La Commission de la science, l'éducation et de la culture du Conseil des États (CSEC-E) a examiné la deuxième partie des arrêtés fédéraux présentés dans le cadre du « message relatif à l'encouragement de la formation, de la recherche et de l'innovation pendant les années 2008 à 2011 » (message FRI, 07.012 é). Fidèle à la ligne qu'elle s'était fixée lors de sa dernière séance, elle a tenu à ne pas remettre en cause l'équilibre financier du projet. Ainsi, par 5 voix contre 4 et 2 abstentions, elle a rejeté une proposition visant à relever de 200 millions de francs les contributions à la couverture des frais d'exploitation des hautes écoles spécialisées, et par 12 voix contre 0, adopté tous les crédits examinés concernant le domaine du DFE.
Cette fois encore, la CSEC-E a consacré une grande partie de sa séance à débattre des questions financières et de la politique quelque peu schizophrène qui menace la Confédération. Elle s'est déclarée préoccupée par l'annonce de coupes budgétaires qui sont en contradiction avec la volonté de maintenir un taux de croissance minimal de 6 % par an. Le Conseil fédéral prévoit en effet d'imposer des restrictions budgétaires de l'ordre de 700 millions en 2008, de 950 millions en 2009 et de 1,2 milliard en 2010. Au cours d'un entretien avec le conseiller fédéral Hans-Rudolf Merz, la commission a obtenu des informations sur la planification financière de la Confédération, avant de débattre des différentes possibilités de maintenir le montant des fonds proposés dans le message une fois qu'ils auront été adoptés par le Parlement, l'objectif étant de permettre aux domaines concernés de planifier leurs dépenses en toute sécurité. Finalement, la majorité de la commission a estimé que le Parlement devait conserver sa marge de manoeuvre et que l'approbation des crédits devait rester partie intégrante du débat budgétaire annuel.

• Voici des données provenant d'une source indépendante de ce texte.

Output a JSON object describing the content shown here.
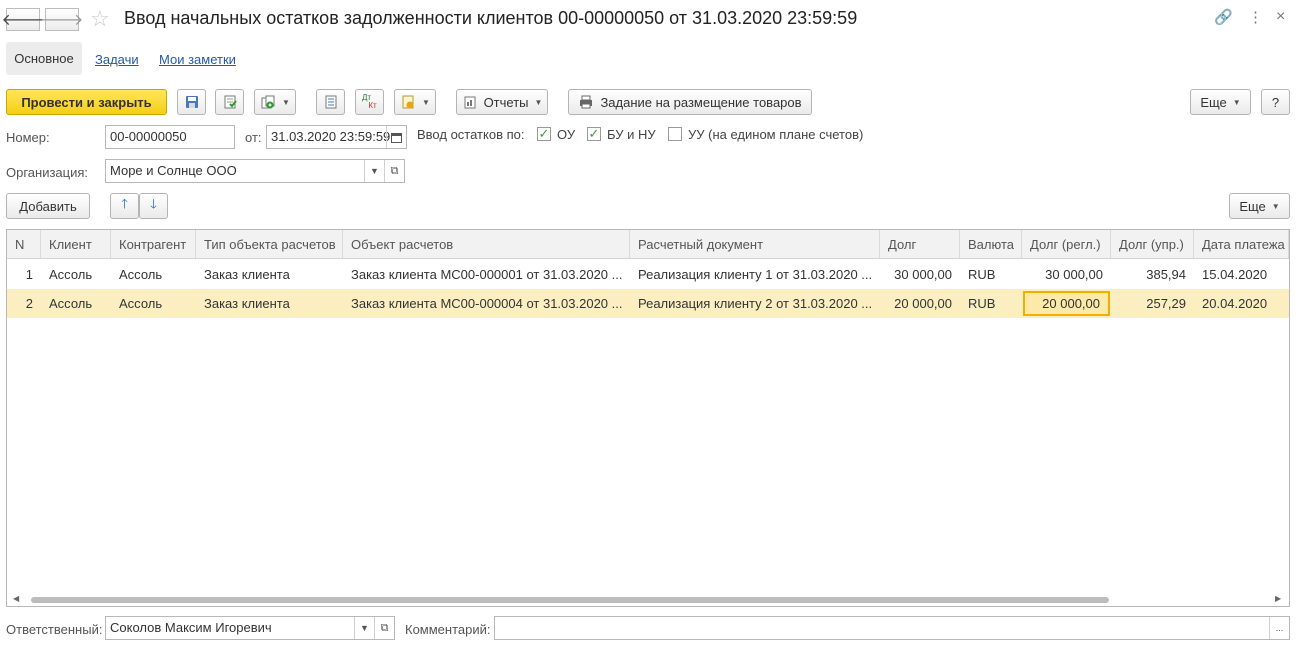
{
  "window": {
    "title": "Ввод начальных остатков задолженности клиентов 00-00000050 от 31.03.2020 23:59:59",
    "back_glyph": "🡐",
    "forward_glyph": "🡒",
    "star_glyph": "☆",
    "link_glyph": "🔗",
    "more_glyph": "⋮",
    "close_glyph": "×"
  },
  "tabs": [
    {
      "label": "Основное",
      "active": true
    },
    {
      "label": "Задачи"
    },
    {
      "label": "Мои заметки"
    }
  ],
  "toolbar": {
    "post_close": "Провести и закрыть",
    "save_icon": "save-icon",
    "post_icon": "post-icon",
    "create_based_icon": "create-based-icon",
    "journal_icon": "document-journal-icon",
    "dt_kt": {
      "top": "Дт",
      "bottom": "Кт"
    },
    "attach_icon": "attach-files-icon",
    "reports": "Отчеты",
    "placement_task": "Задание на размещение товаров",
    "more": "Еще",
    "help": "?"
  },
  "form": {
    "number_label": "Номер:",
    "number_value": "00-00000050",
    "from_label": "от:",
    "date_value": "31.03.2020 23:59:59",
    "balances_label": "Ввод остатков по:",
    "checks": [
      {
        "label": "ОУ",
        "checked": true
      },
      {
        "label": "БУ и НУ",
        "checked": true
      },
      {
        "label": "УУ (на едином плане счетов)",
        "checked": false
      }
    ],
    "org_label": "Организация:",
    "org_value": "Море и Солнце ООО",
    "check_glyph": "✓"
  },
  "table_toolbar": {
    "add": "Добавить",
    "up": "🡑",
    "down": "🡓",
    "more": "Еще"
  },
  "table": {
    "columns": [
      "N",
      "Клиент",
      "Контрагент",
      "Тип объекта расчетов",
      "Объект расчетов",
      "Расчетный документ",
      "Долг",
      "Валюта",
      "Долг (регл.)",
      "Долг (упр.)",
      "Дата платежа"
    ],
    "rows": [
      {
        "cells": [
          "1",
          "Ассоль",
          "Ассоль",
          "Заказ клиента",
          "Заказ клиента МС00-000001 от 31.03.2020 ...",
          "Реализация клиенту 1 от 31.03.2020 ...",
          "30 000,00",
          "RUB",
          "30 000,00",
          "385,94",
          "15.04.2020"
        ]
      },
      {
        "cells": [
          "2",
          "Ассоль",
          "Ассоль",
          "Заказ клиента",
          "Заказ клиента МС00-000004 от 31.03.2020 ...",
          "Реализация клиенту 2 от 31.03.2020 ...",
          "20 000,00",
          "RUB",
          "20 000,00",
          "257,29",
          "20.04.2020"
        ],
        "selected": true
      }
    ]
  },
  "footer": {
    "responsible_label": "Ответственный:",
    "responsible_value": "Соколов Максим Игоревич",
    "comment_label": "Комментарий:",
    "comment_value": "",
    "ellipsis": "..."
  }
}
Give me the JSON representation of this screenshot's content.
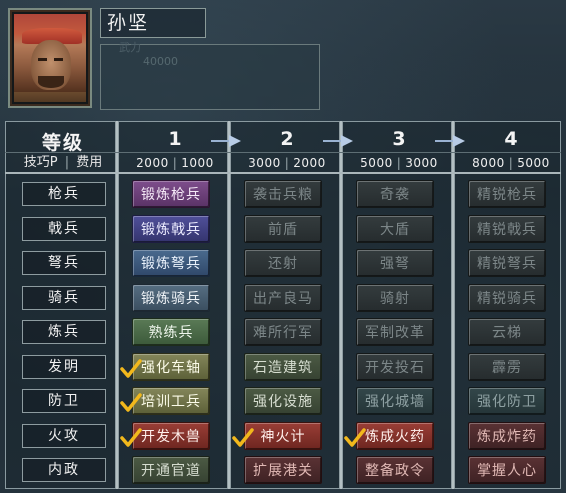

Par 7 voix contre 5 (et 0 abstention), la commission a donc rejeté une proposition visant à voter une nouvelle loi fédérale à durée de validité limitée prévoyant que les plafonds de dépenses et les crédits adoptés dans le cadre du message FRI pour les années 2008 à 2011 échappent aux mesures de blocage des crédits et aux coupes budgétaires. Cette proposition sera toutefois soumise au conseil par une minorité de la commission.
On se souvient que lors de la session d'automne 2006 de Flims, les Chambres avaient vivement débattu des crédits à allouer au domaine FRI : alors que le Conseil des États avait voté une augmentation annuelle de 6 %, le Conseil national avait adopté pour sa part une motion visant une augmentation annuelle de 8 % (06.3377). La CSEC-E, à qui il incombait de prendre position sur cette divergence, a rejeté par 8 voix contre 2 la motion précitée, en faisant valoir que le Conseil fédéral s'était lui-même rallié à la décision du Conseil des États. Une minorité de la commission a toutefois décidé de saisir le conseil d'une proposition d'augmentation annuelle de 8 %.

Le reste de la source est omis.